Wednesday, August 16, 2006

Newspaper Editorial Mostly Supports Military Payday Loan Amendment

By J.J. Cameron
Payday Loan Writer

In his fight against military payday loans, Senator Jim Talent has the support of The St. Louis Dispatch.

A recent editorial in that newspaper discusses Talent's proposed addition tacked on to defense bill SB 2766. This proposal would limit the annual percentage rate to 36 percent for military members and dependents. It's a figure no fax payday loan lenders argue is less than it costs to service such loans, and that the industry couldn't stay in business at rates that low.

Military Payday Loan MoneyThere's truth to that argument, and payday loans - if they're NOT allowed to snowball out of control - do serve a legitimate purpose. All kinds of bad credit payday loans can be a handy short-term stopgap … or the gateway to ruin. Unless they are paid off immediately (the loans can be rolled over again and again), clients will be racking up debts many times the amount of the original cash loan.

"There's a tremendous abuse of servicemen and women going on," Talent said, and it's creating "a huge military readiness problem," he said.

Talent's Democratic opponent for the Senate race in November, Missouri Auditor Claire McCaskill, says that his proposal would help quash the competition of predatory finance companies, including a Kansas City-based lender, Pioneer Services, that played a role in drafting the language of the amendment.

Such a lack of competition, critics say, could leave military families with fewer options, making them even more susceptible to exploitation by predatory lenders.

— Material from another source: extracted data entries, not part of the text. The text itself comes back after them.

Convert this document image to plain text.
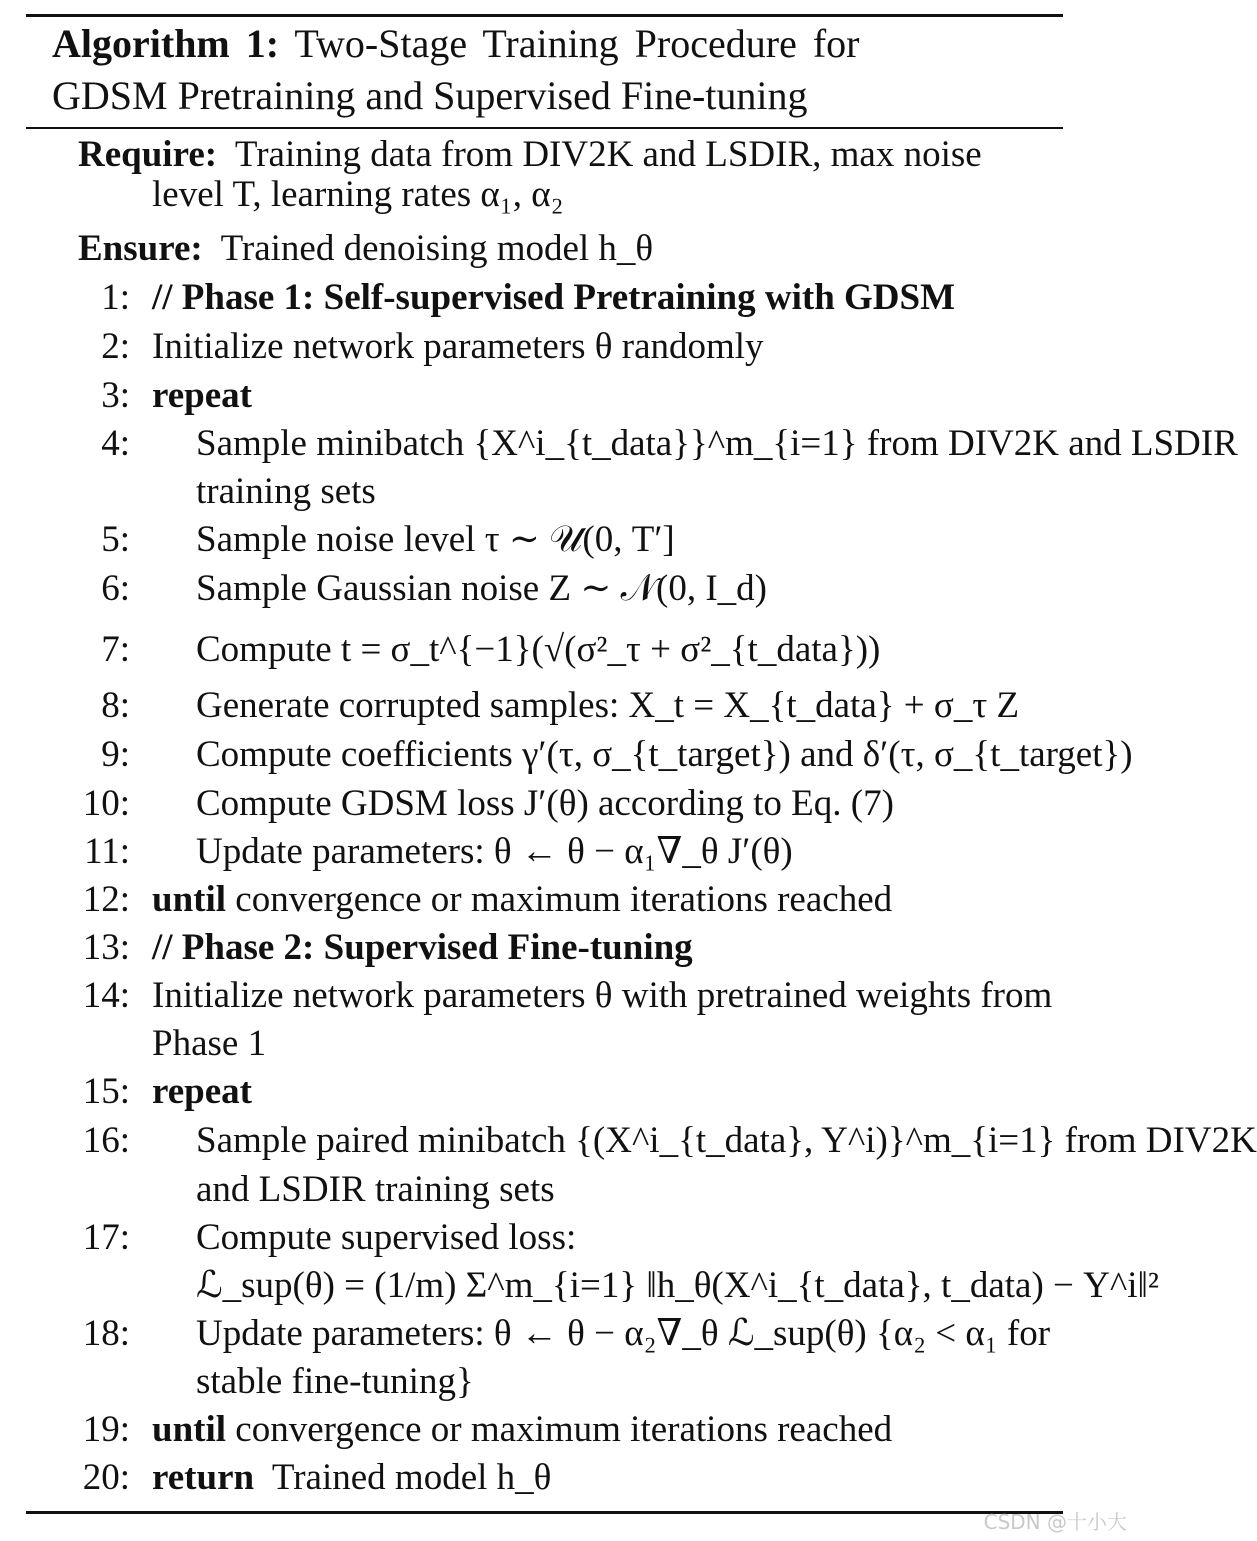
Algorithm 1: Two-Stage Training Procedure for
GDSM Pretraining and Supervised Fine-tuning
Require: Training data from DIV2K and LSDIR, max noise
level T, learning rates α₁, α₂
Ensure: Trained denoising model h_θ
1: // Phase 1: Self-supervised Pretraining with GDSM
2: Initialize network parameters θ randomly
3: repeat
4: Sample minibatch {X^i_{t_data}}^m_{i=1} from DIV2K and LSDIR
training sets
5: Sample noise level τ ∼ 𝒰(0, T′]
6: Sample Gaussian noise Z ∼ 𝒩(0, I_d)
7: Compute t = σ_t^{−1}(√(σ²_τ + σ²_{t_data}))
8: Generate corrupted samples: X_t = X_{t_data} + σ_τ Z
9: Compute coefficients γ′(τ, σ_{t_target}) and δ′(τ, σ_{t_target})
10: Compute GDSM loss J′(θ) according to Eq. (7)
11: Update parameters: θ ← θ − α₁∇_θ J′(θ)
12: until convergence or maximum iterations reached
13: // Phase 2: Supervised Fine-tuning
14: Initialize network parameters θ with pretrained weights from
Phase 1
15: repeat
16: Sample paired minibatch {(X^i_{t_data}, Y^i)}^m_{i=1} from DIV2K
and LSDIR training sets
17: Compute supervised loss:
ℒ_sup(θ) = (1/m) Σ^m_{i=1} ‖h_θ(X^i_{t_data}, t_data) − Y^i‖²
18: Update parameters: θ ← θ − α₂∇_θ ℒ_sup(θ) {α₂ < α₁ for
stable fine-tuning}
19: until convergence or maximum iterations reached
20: return Trained model h_θ
CSDN @十小大
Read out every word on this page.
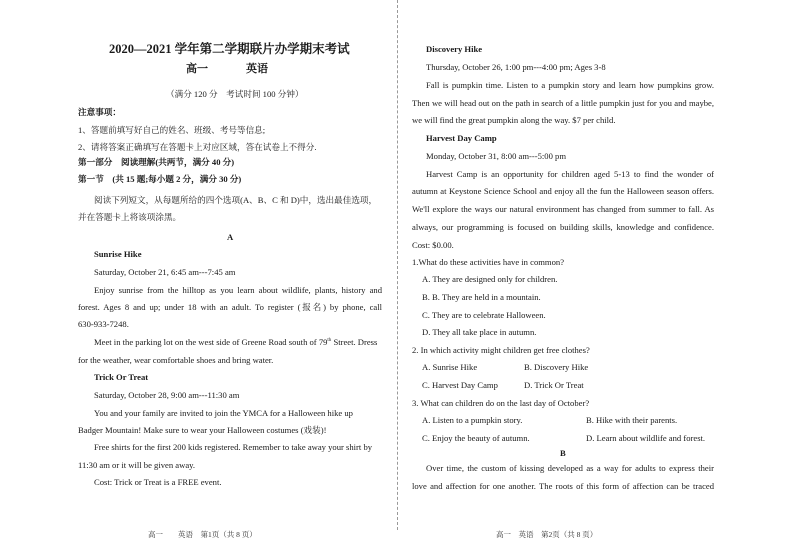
2020—2021 学年第二学期联片办学期末考试
高一	英语
（满分 120 分　考试时间 100 分钟）
注意事项：
1、答题前填写好自己的姓名、班级、考号等信息;
2、请将答案正确填写在答题卡上对应区域，答在试卷上不得分.
第一部分　阅读理解(共两节，满分 40 分)
第一节　(共 15 题;每小题 2 分，满分 30 分)
阅读下列短文，从每题所给的四个选项(A、B、C 和 D)中，选出最佳选项，
并在答题卡上将该项涂黑。
A
Sunrise Hike
Saturday, October 21, 6:45 am---7:45 am
Enjoy sunrise from the hilltop as you learn about wildlife, plants, history and
forest. Ages 8 and up; under 18 with an adult. To register (报名) by phone, call
630-933-7248.
Meet in the parking lot on the west side of Greene Road south of 79th Street. Dress
for the weather, wear comfortable shoes and bring water.
Trick Or Treat
Saturday, October 28, 9:00 am---11:30 am
You and your family are invited to join the YMCA for a Halloween hike up
Badger Mountain! Make sure to wear your Halloween costumes (戏装)!
Free shirts for the first 200 kids registered. Remember to take away your shirt by
11:30 am or it will be given away.
Cost: Trick or Treat is a FREE event.
高一　　英语　第1页（共 8 页）
Discovery Hike
Thursday, October 26, 1:00 pm---4:00 pm; Ages 3-8
Fall is pumpkin time. Listen to a pumpkin story and learn how pumpkins grow.
Then we will head out on the path in search of a little pumpkin just for you and maybe,
we will find the great pumpkin along the way. $7 per child.
Harvest Day Camp
Monday, October 31, 8:00 am---5:00 pm
Harvest Camp is an opportunity for children aged 5-13 to find the wonder of
autumn at Keystone Science School and enjoy all the fun the Halloween season offers.
We'll explore the ways our natural environment has changed from summer to fall. As
always, our programming is focused on building skills, knowledge and confidence.
Cost: $0.00.
1.What do these activities have in common?
A. They are designed only for children.
B. B. They are held in a mountain.
C. They are to celebrate Halloween.
D. They all take place in autumn.
2. In which activity might children get free clothes?
A. Sunrise Hike	B. Discovery Hike
C. Harvest Day Camp	D. Trick Or Treat
3. What can children do on the last day of October?
A. Listen to a pumpkin story.	B. Hike with their parents.
C. Enjoy the beauty of autumn.	D. Learn about wildlife and forest.
B
Over time, the custom of kissing developed as a way for adults to express their
love and affection for one another. The roots of this form of affection can be traced
高一　英语　第2页（共 8 页）
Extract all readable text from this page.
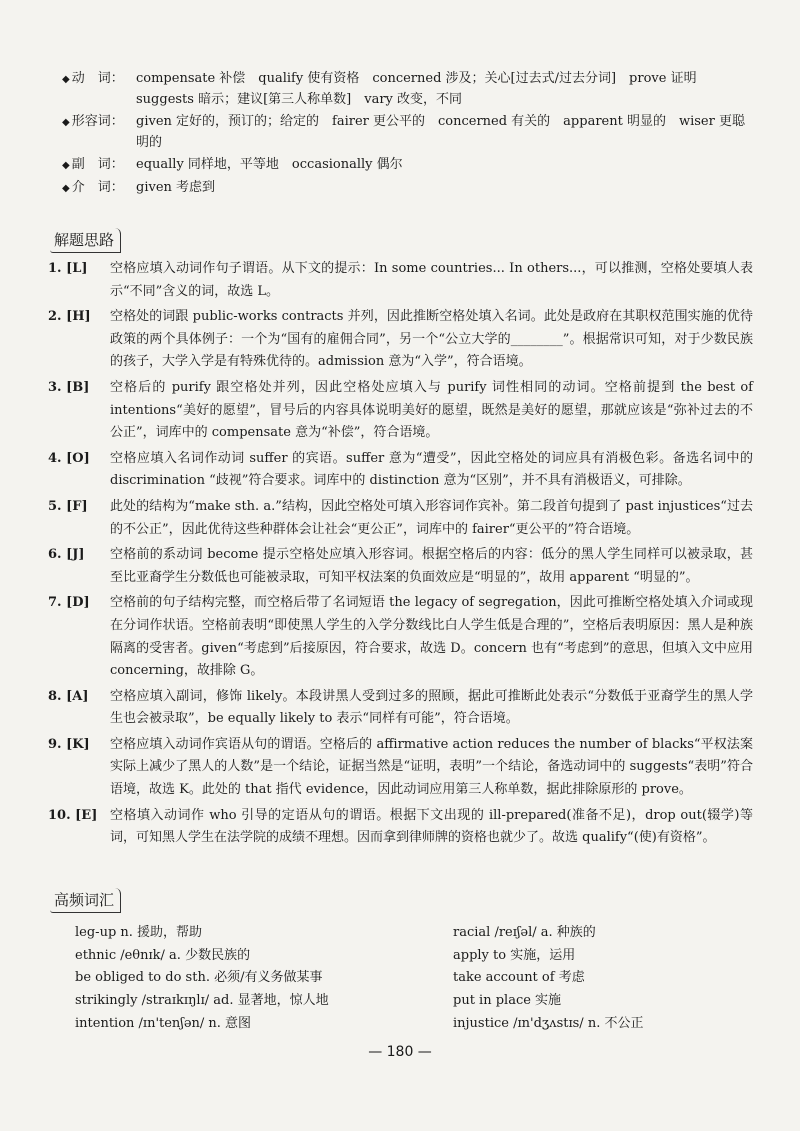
◆ 动　词： compensate 补偿　qualify 使有资格　concerned 涉及；关心[过去式/过去分词]　prove 证明　suggests 暗示；建议[第三人称单数]　vary 改变，不同
◆ 形容词： given 定好的，预订的；给定的　fairer 更公平的　concerned 有关的　apparent 明显的　wiser 更聪明的
◆ 副　词： equally 同样地，平等地　occasionally 偶尔
◆ 介　词： given 考虑到
解题思路
1. [L]	空格应填入动词作句子谓语。从下文的提示：In some countries... In others...，可以推测，空格处要填人表示“不同”含义的词，故选 L。
2. [H]	空格处的词跟 public-works contracts 并列，因此推断空格处填入名词。此处是政府在其职权范围实施的优待政策的两个具体例子：一个为“国有的雇佣合同”，另一个“公立大学的________”。根据常识可知，对于少数民族的孩子，大学入学是有特殊优待的。admission 意为“入学”，符合语境。
3. [B]	空格后的 purify 跟空格处并列，因此空格处应填入与 purify 词性相同的动词。空格前提到 the best of intentions“美好的愿望”，冒号后的内容具体说明美好的愿望，既然是美好的愿望，那就应该是“弥补过去的不公正”，词库中的 compensate 意为“补偿”，符合语境。
4. [O]	空格应填入名词作动词 suffer 的宾语。suffer 意为“遭受”，因此空格处的词应具有消极色彩。备选名词中的 discrimination “歧视”符合要求。词库中的 distinction 意为“区别”，并不具有消极语义，可排除。
5. [F]	此处的结构为“make sth. a.”结构，因此空格处可填入形容词作宾补。第二段首句提到了 past injustices“过去的不公正”，因此优待这些种群体会让社会“更公正”，词库中的 fairer“更公平的”符合语境。
6. [J]	空格前的系动词 become 提示空格处应填入形容词。根据空格后的内容：低分的黑人学生同样可以被录取，甚至比亚裔学生分数低也可能被录取，可知平权法案的负面效应是“明显的”，故用 apparent “明显的”。
7. [D]	空格前的句子结构完整，而空格后带了名词短语 the legacy of segregation，因此可推断空格处填入介词或现在分词作状语。空格前表明“即使黑人学生的入学分数线比白人学生低是合理的”，空格后表明原因：黑人是种族隔离的受害者。given“考虑到”后接原因，符合要求，故选 D。concern 也有“考虑到”的意思，但填入文中应用 concerning，故排除 G。
8. [A]	空格应填入副词，修饰 likely。本段讲黑人受到过多的照顾，据此可推断此处表示“分数低于亚裔学生的黑人学生也会被录取”，be equally likely to 表示“同样有可能”，符合语境。
9. [K]	空格应填入动词作宾语从句的谓语。空格后的 affirmative action reduces the number of blacks“平权法案实际上减少了黑人的人数”是一个结论，证据当然是“证明，表明”一个结论，备选动词中的 suggests“表明”符合语境，故选 K。此处的 that 指代 evidence，因此动词应用第三人称单数，据此排除原形的 prove。
10. [E] 空格填入动词作 who 引导的定语从句的谓语。根据下文出现的 ill-prepared(准备不足)，drop out(辍学)等词，可知黑人学生在法学院的成绩不理想。因而拿到律师牌的资格也就少了。故选 qualify“(使)有资格”。
高频词汇
leg-up n. 援助，帮助
ethnic /eθnɪk/ a. 少数民族的
be obliged to do sth. 必须/有义务做某事
strikingly /straɪkɪŋlɪ/ ad. 显著地，惊人地
intention /ɪn'tenʃən/ n. 意图
racial /reɪʃəl/ a. 种族的
apply to 实施，运用
take account of 考虑
put in place 实施
injustice /ɪn'dʒʌstɪs/ n. 不公正
— 180 —
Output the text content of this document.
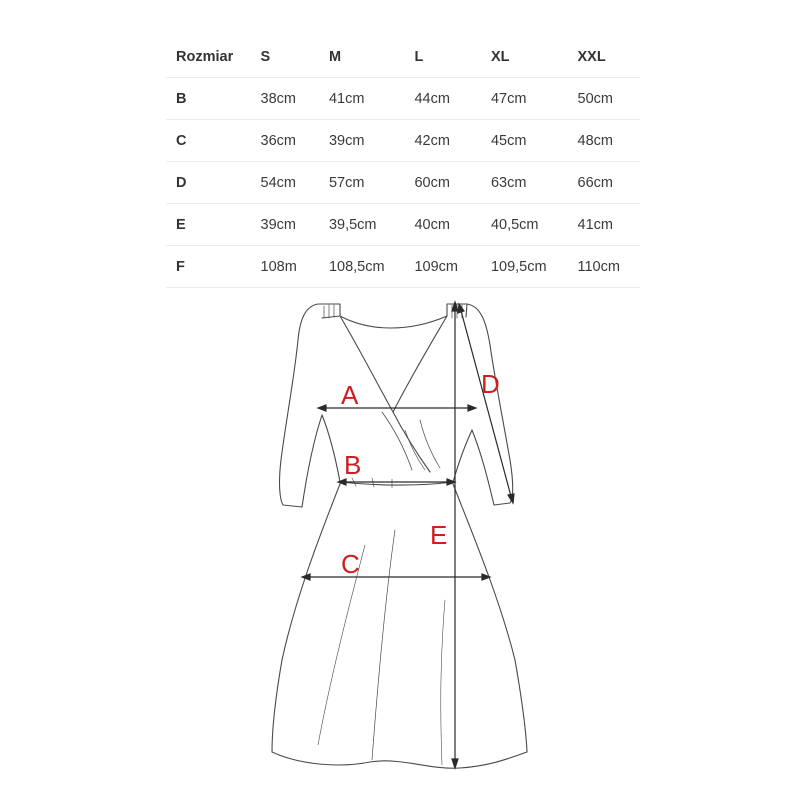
Rozmiar	S	M	L	XL	XXL
B	38cm	41cm	44cm	47cm	50cm
C	36cm	39cm	42cm	45cm	48cm
D	54cm	57cm	60cm	63cm	66cm
E	39cm	39,5cm	40cm	40,5cm	41cm
F	108m	108,5cm	109cm	109,5cm	110cm
A
B
C
D
E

While the Talent/Nelson amendment has the support of the Center for Responsible Lending, a nonpartisan research center in Washington, and the Consumer Federation of America, there are other approaches to the national military payday loan problem.

Talent might take a look at the new reforms in Illinois. State law now limits fees on a two-week loan to $15.50 per $100. Borrowers must wait a week before rolling over a payday advance, and lenders must offer interest-free payment plans to borrowers who get in over their heads. Illinois applies those limits to civilians as well as the military, which makes a lot of sense.

Federal legislation limiting fees and rollovers would end payday loan abuses. Then Congress should take on the finance companies - and the issue of lousy military pay.